The two boys arrived in Canada last week.

Since then, they've been attending field trips and acculturation classes with other international students in the district.

"They meet at the Aava Hotel around nine every morning, and then they do small activities," Rosstrom said.

"But they're getting bored because it's only international kids... and they're not really working on their English, which is the whole point of them being here."

There are more than 200 international students from all over the world in the Sea to Sky district this year, said Jody Langlois, assistant superintendent for the district.

"Some of the normal orientation routines that they go through with the international department have been going on, and then throughout the year they always have interspersed cultural activities for the students, and so those are being done now," Langlois said.

Each student pays tuition of $12,000 per year to come and study in Canada.

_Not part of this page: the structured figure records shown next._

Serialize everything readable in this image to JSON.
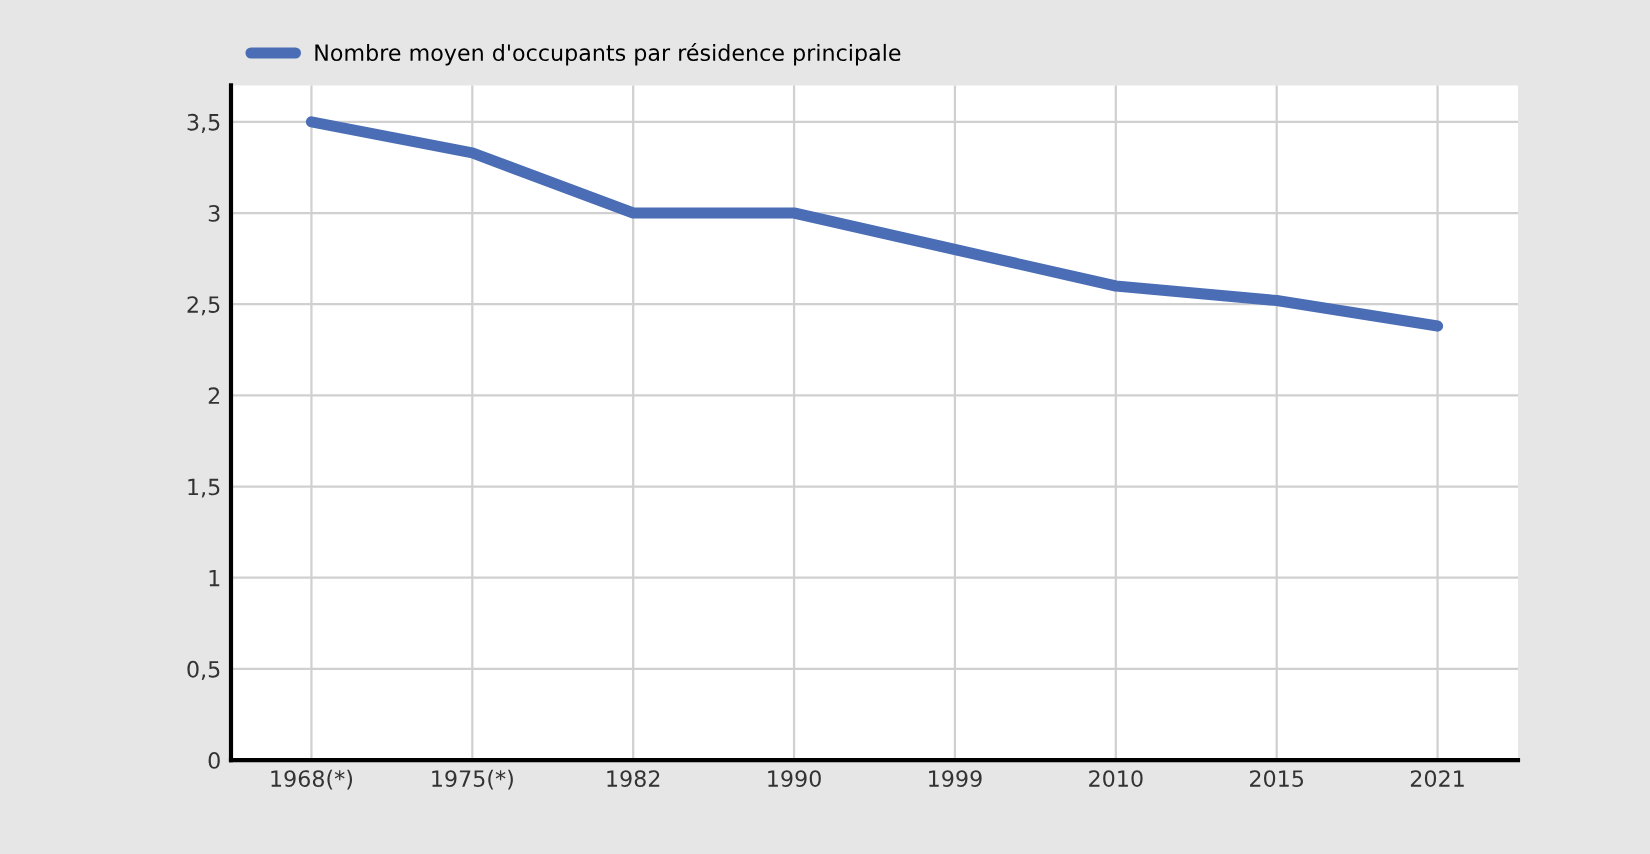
{
  "chart_data": {
    "type": "line",
    "categories": [
      "1968(*)",
      "1975(*)",
      "1982",
      "1990",
      "1999",
      "2010",
      "2015",
      "2021"
    ],
    "series": [
      {
        "name": "Nombre moyen d'occupants par résidence principale",
        "color": "#4a6db5",
        "values": [
          3.5,
          3.33,
          3.0,
          3.0,
          2.8,
          2.6,
          2.52,
          2.38
        ]
      }
    ],
    "ylim": [
      0,
      3.7
    ],
    "yticks": [
      0,
      {
        "value": 0.5,
        "label": "0,5"
      },
      1,
      {
        "value": 1.5,
        "label": "1,5"
      },
      2,
      {
        "value": 2.5,
        "label": "2,5"
      },
      3,
      {
        "value": 3.5,
        "label": "3,5"
      }
    ],
    "grid": true,
    "legend": "top left",
    "marker": "none",
    "line_style": "solid"
  }
}
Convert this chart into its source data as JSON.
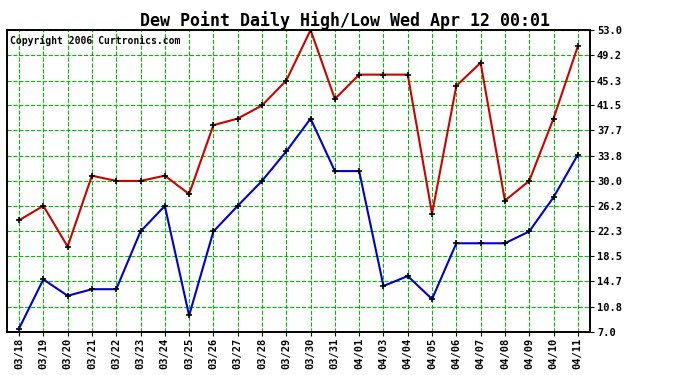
{
  "title": "Dew Point Daily High/Low Wed Apr 12 00:01",
  "copyright": "Copyright 2006 Curtronics.com",
  "x_labels": [
    "03/18",
    "03/19",
    "03/20",
    "03/21",
    "03/22",
    "03/23",
    "03/24",
    "03/25",
    "03/26",
    "03/27",
    "03/28",
    "03/29",
    "03/30",
    "03/31",
    "04/01",
    "04/03",
    "04/04",
    "04/05",
    "04/06",
    "04/07",
    "04/08",
    "04/09",
    "04/10",
    "04/11"
  ],
  "high_values": [
    24.0,
    26.2,
    20.0,
    30.8,
    30.0,
    30.0,
    30.8,
    28.0,
    38.5,
    39.5,
    41.5,
    45.3,
    53.0,
    42.5,
    46.2,
    46.2,
    46.2,
    25.0,
    44.5,
    48.0,
    27.0,
    30.0,
    39.5,
    50.5
  ],
  "low_values": [
    7.5,
    15.0,
    12.5,
    13.5,
    13.5,
    22.3,
    26.2,
    9.5,
    22.3,
    26.2,
    30.0,
    34.5,
    39.5,
    31.5,
    31.5,
    14.0,
    15.5,
    12.0,
    20.5,
    20.5,
    20.5,
    22.3,
    27.5,
    34.0
  ],
  "high_color": "#cc0000",
  "low_color": "#0000cc",
  "marker_color": "#000000",
  "background_color": "#ffffff",
  "plot_bg_color": "#ffffff",
  "grid_color": "#00bb00",
  "y_ticks": [
    7.0,
    10.8,
    14.7,
    18.5,
    22.3,
    26.2,
    30.0,
    33.8,
    37.7,
    41.5,
    45.3,
    49.2,
    53.0
  ],
  "ylim": [
    7.0,
    53.0
  ],
  "title_fontsize": 12,
  "tick_fontsize": 7.5,
  "copyright_fontsize": 7
}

Despite the ongoing strike situation, there have been no cancellations in the program.

"We've had some questions (from parents), the emails coming saying sort of 'Hey, is there any news?'" Langlois said.

"I think everybody is just checking to see what the status is."

Since arriving in Canada, the students have been busy adapting to their new surroundings.

"Right now they're thoroughly enjoying the ambience in and around the area... (and) they're still taking it all in," Langlois said.

"It's quite cute watching some of them still dealing with jetlag."

It has yet to be determined how the students will be kept busy should the strike continue into the fall and beyond.

"That's something we're going to have to determine as time goes on. And as with everything in this situation, we're reassessing constantly," Langlois said.

The international exchange program is beneficial to the district in many ways, said schools superintendent Lisa McCullough.

"It's generating a lot of income for our district, (and) results in our students getting a great cultural experience themselves," she said.

And even if the school year starts later than normal, McCullough said she isn't concerned about the quality of education the students will receive.

"I still believe they're getting one of the best educations in the world by being here," she said.

The BC Teachers Federation has said it would be willing to pursue binding arbitration to end the strike.

On Tuesday, the BC Public School Employers Association rejected the offer.